I was also very disappointed with Amanda Seyfried’s performance. I’m sure her character was meant to evoke Lisbeth Salander, or perhaps Trinity from the Matrix films, both badass ladies with clearly demonstrated skills to back up their cool reputations. But I was unconvinced that “The Girl” (her character doesn’t get a name, she’s not even “The Woman,” only ever “The Girl”) had anything to offer besides a pouty face and some limp one-liners. She runs around "hacking" the implants and enabling others to commit crimes, and for what? To live in a modernist nightmare of a penthouse? To escape from the prying eyes of the public? There’s no convincing motivation for her actions, nothing in the sliver of backstory revealed in a few seconds of footage and voiceover the audience is treated to (something something trailer park, something something bonfire), no real reasoning behind her most memorable exchange with Sal: “It’s not that I have something to hide,” she tells him. “I have nothing I want you to see.”

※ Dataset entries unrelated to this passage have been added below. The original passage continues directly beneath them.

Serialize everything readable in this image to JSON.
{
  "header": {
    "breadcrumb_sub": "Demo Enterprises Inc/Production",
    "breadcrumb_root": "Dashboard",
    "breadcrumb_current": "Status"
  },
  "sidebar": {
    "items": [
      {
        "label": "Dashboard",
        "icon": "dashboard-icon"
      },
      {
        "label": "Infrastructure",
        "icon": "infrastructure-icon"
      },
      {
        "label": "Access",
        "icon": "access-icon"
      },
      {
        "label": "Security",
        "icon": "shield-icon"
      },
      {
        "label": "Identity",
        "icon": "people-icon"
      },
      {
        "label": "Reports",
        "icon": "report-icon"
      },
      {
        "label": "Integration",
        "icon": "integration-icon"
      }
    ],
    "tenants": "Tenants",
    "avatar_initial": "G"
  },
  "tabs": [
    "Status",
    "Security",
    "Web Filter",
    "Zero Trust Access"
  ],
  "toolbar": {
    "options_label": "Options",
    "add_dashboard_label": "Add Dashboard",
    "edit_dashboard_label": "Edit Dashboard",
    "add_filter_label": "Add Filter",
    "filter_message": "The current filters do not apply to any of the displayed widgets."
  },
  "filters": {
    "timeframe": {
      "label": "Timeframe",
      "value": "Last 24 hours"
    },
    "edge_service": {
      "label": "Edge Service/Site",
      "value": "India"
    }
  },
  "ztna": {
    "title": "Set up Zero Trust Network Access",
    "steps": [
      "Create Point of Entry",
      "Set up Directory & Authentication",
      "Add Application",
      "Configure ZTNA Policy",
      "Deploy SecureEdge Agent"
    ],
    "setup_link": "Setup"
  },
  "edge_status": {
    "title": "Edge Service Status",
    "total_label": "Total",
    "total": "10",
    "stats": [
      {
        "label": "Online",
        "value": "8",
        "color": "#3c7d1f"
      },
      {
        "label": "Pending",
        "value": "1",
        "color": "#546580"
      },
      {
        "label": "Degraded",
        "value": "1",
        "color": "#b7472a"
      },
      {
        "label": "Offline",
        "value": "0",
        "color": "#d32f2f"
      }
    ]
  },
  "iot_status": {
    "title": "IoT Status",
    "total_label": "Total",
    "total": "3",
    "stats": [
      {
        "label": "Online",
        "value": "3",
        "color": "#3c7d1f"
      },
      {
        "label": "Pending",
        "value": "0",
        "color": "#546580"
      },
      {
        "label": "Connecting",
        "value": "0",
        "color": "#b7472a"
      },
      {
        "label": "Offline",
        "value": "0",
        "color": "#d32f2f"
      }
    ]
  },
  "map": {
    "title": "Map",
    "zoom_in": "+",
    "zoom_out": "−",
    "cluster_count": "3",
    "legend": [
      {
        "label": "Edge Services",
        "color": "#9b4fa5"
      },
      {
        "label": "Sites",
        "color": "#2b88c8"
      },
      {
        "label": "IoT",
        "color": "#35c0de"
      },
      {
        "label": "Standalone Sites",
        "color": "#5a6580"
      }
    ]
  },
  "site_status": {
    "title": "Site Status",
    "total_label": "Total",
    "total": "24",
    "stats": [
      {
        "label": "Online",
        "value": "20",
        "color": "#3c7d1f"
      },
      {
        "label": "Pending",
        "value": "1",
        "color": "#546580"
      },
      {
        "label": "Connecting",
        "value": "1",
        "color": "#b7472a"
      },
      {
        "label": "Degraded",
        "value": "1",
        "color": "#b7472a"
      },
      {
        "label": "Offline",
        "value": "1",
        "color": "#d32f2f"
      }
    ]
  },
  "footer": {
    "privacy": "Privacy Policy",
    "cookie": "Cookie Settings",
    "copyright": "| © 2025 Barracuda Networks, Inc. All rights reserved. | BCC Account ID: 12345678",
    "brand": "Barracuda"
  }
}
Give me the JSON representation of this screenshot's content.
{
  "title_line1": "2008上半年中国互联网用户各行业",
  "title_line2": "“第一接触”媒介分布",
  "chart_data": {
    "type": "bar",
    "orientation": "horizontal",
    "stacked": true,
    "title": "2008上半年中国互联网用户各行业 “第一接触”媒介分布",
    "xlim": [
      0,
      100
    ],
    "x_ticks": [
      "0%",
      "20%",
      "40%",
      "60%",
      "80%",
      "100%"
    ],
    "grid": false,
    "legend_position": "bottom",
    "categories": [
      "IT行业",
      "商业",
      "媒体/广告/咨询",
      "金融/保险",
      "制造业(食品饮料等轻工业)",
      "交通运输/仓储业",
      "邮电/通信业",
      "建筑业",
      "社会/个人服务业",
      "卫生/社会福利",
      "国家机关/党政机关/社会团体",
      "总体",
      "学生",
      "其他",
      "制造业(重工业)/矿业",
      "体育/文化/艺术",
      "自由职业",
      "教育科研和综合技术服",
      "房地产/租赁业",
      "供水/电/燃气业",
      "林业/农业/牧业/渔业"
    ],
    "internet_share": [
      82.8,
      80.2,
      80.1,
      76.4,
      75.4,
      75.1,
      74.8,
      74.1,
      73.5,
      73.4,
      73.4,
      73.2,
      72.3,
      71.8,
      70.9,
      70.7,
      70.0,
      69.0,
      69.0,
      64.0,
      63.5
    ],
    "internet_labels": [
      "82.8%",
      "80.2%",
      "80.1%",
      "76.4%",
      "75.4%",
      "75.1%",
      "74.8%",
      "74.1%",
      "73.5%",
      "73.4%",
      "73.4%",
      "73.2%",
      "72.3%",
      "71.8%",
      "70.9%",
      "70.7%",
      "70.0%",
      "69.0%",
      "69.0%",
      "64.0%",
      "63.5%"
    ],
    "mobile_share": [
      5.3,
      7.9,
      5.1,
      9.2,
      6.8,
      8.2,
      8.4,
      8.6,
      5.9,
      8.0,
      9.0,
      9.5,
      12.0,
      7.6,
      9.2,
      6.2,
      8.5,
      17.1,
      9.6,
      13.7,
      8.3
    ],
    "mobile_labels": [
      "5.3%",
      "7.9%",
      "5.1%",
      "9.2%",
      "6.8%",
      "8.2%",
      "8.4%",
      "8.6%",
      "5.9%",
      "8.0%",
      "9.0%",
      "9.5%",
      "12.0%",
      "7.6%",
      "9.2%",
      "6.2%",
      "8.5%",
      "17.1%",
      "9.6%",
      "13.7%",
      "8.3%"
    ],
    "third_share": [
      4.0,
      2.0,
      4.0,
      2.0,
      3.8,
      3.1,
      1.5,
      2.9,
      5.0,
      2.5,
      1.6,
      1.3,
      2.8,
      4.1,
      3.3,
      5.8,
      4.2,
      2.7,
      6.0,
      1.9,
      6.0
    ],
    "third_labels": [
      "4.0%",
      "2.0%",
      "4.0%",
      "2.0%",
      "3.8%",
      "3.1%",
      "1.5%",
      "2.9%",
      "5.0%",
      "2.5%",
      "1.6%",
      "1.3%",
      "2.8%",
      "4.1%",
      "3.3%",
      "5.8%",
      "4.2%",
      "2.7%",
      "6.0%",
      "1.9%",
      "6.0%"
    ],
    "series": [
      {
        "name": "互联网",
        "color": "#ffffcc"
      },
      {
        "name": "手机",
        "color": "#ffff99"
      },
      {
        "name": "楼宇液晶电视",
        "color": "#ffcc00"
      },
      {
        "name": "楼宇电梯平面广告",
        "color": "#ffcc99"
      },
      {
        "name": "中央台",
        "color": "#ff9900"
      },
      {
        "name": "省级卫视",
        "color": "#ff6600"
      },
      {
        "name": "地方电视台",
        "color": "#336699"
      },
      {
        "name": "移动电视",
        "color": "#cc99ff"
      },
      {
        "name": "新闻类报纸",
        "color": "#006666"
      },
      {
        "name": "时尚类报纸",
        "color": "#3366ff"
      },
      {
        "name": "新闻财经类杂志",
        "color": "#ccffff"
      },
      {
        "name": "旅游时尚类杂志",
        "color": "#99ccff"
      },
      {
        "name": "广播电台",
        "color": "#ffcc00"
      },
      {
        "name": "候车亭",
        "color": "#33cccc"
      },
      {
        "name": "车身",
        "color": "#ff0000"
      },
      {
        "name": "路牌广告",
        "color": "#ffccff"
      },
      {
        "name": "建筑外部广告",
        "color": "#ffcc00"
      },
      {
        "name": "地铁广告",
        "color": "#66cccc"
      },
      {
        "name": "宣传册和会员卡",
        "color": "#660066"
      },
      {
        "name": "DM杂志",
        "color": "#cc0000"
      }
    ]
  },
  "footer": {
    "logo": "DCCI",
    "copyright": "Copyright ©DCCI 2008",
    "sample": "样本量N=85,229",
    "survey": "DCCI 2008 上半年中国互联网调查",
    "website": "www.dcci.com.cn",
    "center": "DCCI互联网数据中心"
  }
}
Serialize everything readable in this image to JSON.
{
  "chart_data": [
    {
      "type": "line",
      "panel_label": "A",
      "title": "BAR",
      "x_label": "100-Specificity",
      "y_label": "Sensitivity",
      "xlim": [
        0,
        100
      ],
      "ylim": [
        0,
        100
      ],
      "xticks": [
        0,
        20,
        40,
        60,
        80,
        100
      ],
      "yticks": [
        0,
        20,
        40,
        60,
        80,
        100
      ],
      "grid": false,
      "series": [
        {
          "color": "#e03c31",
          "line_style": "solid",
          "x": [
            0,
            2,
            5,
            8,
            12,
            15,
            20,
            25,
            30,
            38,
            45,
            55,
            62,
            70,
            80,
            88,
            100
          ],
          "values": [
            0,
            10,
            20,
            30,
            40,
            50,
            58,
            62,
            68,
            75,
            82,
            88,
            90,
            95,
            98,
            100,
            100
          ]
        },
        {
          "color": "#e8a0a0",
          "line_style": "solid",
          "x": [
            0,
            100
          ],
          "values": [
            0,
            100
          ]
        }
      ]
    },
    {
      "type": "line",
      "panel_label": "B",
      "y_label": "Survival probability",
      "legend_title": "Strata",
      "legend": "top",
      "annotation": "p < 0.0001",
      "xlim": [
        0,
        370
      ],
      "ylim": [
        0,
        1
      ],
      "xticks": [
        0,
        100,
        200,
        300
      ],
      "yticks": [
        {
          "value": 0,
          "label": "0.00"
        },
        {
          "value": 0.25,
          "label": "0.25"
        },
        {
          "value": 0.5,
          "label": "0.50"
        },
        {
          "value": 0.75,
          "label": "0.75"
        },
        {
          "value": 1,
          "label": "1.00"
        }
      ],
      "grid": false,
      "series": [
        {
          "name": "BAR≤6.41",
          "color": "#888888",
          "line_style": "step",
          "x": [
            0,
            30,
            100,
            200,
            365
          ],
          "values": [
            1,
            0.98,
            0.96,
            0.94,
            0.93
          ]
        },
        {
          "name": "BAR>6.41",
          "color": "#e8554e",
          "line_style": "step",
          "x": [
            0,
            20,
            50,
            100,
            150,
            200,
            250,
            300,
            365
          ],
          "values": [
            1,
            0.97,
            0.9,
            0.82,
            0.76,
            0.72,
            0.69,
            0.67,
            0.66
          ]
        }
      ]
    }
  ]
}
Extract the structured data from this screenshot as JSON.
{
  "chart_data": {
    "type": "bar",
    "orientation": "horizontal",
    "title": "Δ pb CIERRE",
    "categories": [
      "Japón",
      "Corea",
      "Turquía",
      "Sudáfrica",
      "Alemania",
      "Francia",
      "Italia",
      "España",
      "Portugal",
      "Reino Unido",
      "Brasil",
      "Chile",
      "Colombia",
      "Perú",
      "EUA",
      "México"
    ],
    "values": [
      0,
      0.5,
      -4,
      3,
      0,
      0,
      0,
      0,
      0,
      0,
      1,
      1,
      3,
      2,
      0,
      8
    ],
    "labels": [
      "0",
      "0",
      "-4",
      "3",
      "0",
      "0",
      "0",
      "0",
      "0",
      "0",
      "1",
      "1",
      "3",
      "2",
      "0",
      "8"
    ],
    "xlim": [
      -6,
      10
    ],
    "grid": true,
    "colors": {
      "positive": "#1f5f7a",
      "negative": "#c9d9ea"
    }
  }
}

…aaand then there’s the softcore pornography. Sprinkled liberally throughout the film, perhaps every twenty minutes or so, viewers are presented with about thirty seconds or so of bare female breasts; mostly in conjunction with tepid, stultifyingly choreographed sex scenes. These encounters run the gamut from disappointing love scenes for main character “Sal”, to a transparently “titillating” lesbian encounter that ends in a double homicide, to a scene wherein Amanda Seyfreid’s “The Girl” undresses in front of a mirror and scrutinizes her nude body (while unbeknownst to “The Girl,” a team of detectives observes her personal strip show through her implants, having surreptitiously hijacked her visual feed in an attempt to deduce her location). The nudity contributed a grand total of nothing to the film’s plot. It felt like an awkward grasp at a higher rating on the Motion Picture Content Rating scale.

The nude scenes also served the purpose of making me deeply regret choosing to watch this film… with my father, who is a fan of the sorts of sci-fi thrillers this movie advertised itself to be. As the film chugged along and the inevitable next scene of breasts would arrive, I felt compelled to announce them, as if this could make things any less awkward. “Look,” I said, “here comes another uninspired sex scene.” This did not, in fact, make things less awkward, but I couldn’t stop myself once I’d begun. “Ah,” I announced through gritted teeth. “There are those breasts again. It’s been almost fifteen minutes since they’ve been gratuitously featured.” If I had hoped that I could skip even a single, mortifyingly awkward nude scene by ducking out of the room at an opportune moment, I was wrong again. Every one of those scenes was, without fail, played back by the squadron of sour-faced detectives investigating the various crimes committed throughout the film, or by the hackers who erased and distorted the supposedly un-hackable memories of the populace. Back and forth, rewind and press play, no escape from the gyrating hips of a fully clothed Clive Owen, nor from the jiggling flesh of whichever female character his dour little lawman was sleeping with at any given moment of the movie’s runtime (there are several). How ironic, I mused, that the film featured scenes of gratuitous and uninspired sex being erased from the memory of the protagonist, when I myself could never forget (nor forgive!) that I’d been forced to sit through it twice.

I walked away from viewing the film feeling enormously disappointed, for a variety of reasons. Across the board, “Anon” failed to deliver on storytelling, on acting, on worldbuilding, and on entertainment value.

“Nothing I want you to see,” indeed.